Clark County Indiana Health Officer Dr. Eric Yazel said there have been fewer Hoosiers showing up to get tested since about mid-December.

"When the vaccine rolled out, we started to see our testing rates drop a little bit," he said. "I think that was some complacency: 'Hey the vaccine is here. We don't have to be as worried.'"

Yazel said he believes that number will increase for a slight period due to people getting tested ahead of Super Bowl parties but will likely fall back down.

However, health care professionals are still urging that people get tested regularly. The vaccine has yet to reach a large percentage of the population, and testing helps slow the spread.

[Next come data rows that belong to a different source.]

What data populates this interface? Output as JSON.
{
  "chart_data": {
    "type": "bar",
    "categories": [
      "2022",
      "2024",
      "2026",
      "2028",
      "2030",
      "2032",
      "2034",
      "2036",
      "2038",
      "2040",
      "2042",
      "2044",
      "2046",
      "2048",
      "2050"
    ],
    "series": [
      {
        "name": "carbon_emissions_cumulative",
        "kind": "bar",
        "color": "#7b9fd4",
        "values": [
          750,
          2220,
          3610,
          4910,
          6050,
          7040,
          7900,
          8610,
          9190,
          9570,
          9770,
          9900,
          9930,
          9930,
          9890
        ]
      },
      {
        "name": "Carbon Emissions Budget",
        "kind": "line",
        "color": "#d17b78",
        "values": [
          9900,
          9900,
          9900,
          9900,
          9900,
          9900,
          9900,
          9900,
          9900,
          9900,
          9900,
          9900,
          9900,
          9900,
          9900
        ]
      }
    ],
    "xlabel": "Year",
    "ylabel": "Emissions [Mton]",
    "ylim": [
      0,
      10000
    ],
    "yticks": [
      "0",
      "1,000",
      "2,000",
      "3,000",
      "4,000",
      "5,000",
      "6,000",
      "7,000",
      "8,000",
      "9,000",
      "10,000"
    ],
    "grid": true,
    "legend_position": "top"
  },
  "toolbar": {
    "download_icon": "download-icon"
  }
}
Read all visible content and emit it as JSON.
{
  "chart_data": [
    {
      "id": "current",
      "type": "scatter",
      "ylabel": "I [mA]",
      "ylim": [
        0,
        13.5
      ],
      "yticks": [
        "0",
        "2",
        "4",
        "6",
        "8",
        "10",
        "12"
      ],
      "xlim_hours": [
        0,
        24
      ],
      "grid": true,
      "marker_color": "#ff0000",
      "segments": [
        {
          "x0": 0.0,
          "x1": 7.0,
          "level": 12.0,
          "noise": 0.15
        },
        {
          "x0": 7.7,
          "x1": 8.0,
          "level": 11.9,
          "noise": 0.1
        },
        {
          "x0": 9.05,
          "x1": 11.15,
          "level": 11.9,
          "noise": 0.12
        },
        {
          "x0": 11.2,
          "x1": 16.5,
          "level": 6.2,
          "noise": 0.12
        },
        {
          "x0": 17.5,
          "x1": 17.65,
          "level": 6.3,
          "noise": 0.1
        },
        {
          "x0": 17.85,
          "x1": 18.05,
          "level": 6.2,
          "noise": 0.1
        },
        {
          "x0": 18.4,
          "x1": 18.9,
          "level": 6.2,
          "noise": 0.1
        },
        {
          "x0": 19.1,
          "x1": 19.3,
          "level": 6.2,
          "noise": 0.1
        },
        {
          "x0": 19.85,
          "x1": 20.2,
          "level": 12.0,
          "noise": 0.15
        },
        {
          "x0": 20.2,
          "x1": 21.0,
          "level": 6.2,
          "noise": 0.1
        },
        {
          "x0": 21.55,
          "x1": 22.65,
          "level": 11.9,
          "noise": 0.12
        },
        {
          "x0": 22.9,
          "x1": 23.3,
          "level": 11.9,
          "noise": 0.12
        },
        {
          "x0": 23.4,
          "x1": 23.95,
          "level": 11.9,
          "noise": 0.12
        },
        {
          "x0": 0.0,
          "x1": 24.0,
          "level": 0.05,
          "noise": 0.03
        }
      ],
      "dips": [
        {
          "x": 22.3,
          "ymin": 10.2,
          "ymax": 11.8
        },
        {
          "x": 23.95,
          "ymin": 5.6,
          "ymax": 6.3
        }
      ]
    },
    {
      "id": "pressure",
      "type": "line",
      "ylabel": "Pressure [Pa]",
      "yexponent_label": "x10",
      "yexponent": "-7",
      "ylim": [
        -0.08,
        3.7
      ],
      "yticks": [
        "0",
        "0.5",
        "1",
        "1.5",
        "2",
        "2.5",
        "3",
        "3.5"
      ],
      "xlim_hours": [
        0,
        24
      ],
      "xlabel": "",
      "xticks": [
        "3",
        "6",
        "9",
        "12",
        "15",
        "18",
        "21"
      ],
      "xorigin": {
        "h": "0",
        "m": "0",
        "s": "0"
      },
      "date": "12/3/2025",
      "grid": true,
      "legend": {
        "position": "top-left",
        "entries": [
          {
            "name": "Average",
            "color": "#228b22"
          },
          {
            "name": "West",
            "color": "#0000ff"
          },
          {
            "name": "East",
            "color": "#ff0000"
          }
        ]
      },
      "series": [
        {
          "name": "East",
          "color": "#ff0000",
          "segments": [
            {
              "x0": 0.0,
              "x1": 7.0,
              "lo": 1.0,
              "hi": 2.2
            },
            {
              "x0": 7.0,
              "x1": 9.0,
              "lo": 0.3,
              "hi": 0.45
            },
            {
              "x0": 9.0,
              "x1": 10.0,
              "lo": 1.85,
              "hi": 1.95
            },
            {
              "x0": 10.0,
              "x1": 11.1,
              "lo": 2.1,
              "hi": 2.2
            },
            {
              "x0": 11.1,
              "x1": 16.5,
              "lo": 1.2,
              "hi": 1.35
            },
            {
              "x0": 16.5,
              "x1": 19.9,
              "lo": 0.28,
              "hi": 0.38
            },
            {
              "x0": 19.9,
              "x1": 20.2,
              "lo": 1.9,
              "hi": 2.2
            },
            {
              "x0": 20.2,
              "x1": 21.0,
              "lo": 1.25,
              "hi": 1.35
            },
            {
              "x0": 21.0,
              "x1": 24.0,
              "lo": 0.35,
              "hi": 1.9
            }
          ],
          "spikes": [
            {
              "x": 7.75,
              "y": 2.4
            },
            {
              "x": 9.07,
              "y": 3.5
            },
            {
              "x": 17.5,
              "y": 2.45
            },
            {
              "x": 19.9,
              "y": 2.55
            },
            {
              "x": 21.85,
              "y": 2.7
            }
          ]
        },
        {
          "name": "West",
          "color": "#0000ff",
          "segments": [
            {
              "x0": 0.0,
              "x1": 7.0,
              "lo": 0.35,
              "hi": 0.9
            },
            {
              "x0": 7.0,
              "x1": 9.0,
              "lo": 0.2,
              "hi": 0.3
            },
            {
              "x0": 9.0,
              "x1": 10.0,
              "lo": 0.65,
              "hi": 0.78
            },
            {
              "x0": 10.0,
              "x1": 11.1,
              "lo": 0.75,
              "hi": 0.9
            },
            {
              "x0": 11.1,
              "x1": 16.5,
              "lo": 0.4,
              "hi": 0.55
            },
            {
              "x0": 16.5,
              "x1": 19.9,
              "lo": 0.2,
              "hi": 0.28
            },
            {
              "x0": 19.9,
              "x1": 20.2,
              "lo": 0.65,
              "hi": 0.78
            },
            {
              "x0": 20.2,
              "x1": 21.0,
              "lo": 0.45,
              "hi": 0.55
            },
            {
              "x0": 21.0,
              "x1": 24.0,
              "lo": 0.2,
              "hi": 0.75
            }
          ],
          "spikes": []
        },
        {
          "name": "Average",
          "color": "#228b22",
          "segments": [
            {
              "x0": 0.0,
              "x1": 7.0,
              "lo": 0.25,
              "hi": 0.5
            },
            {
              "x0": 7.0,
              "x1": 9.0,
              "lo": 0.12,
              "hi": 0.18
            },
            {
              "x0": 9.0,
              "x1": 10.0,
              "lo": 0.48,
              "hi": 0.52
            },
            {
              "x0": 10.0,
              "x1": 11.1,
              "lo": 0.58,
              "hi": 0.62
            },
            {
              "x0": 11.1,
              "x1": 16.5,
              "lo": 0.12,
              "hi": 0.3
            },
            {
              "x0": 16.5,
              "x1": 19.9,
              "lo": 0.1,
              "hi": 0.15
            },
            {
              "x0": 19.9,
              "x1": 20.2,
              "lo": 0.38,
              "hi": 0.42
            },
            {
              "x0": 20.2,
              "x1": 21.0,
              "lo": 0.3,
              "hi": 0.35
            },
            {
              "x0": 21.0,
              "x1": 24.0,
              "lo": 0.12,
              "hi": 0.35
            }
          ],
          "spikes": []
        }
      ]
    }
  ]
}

"We understand the general mindset, but we just want to encourage people that testing and contact tracing are still very important, because we're still in the real early stages in the vaccination process," Yazel said.

While most Kentucky and Indiana facilities have noticed a decline, Norton Healthcare Dr. Mary Rademaker said Norton's facility has seen a steady in COVID-19 testing.

“Right now, we have a very much more robust ability to test,” she said.

Rademaker said the steady number could be related to the testing Norton offers. Different from the Antigen rapid test, which has been said to be the least accurate of tests, Norton Healthcare offers a PCR rapid test, which doctors say is the most accurate.

Norton Healthcare has the ability to perform that test and get results back in the matter of minutes.

"That may be due to the availability of the point of care testing," Rademaker said. "People may be shifting the type of test they're looking for at this point."

As positivity rates go down in both Kentucky and Indiana, doctors said it's likely a mixture of less testing and less cases in general.

The decline in testing, while not everywhere at the moment, is on the horizon as more individuals receive the vaccine.

“The more people who become vaccinated, the closer we get to herd immunity, the less need for testing, the less people who get sick,” Rademaker said.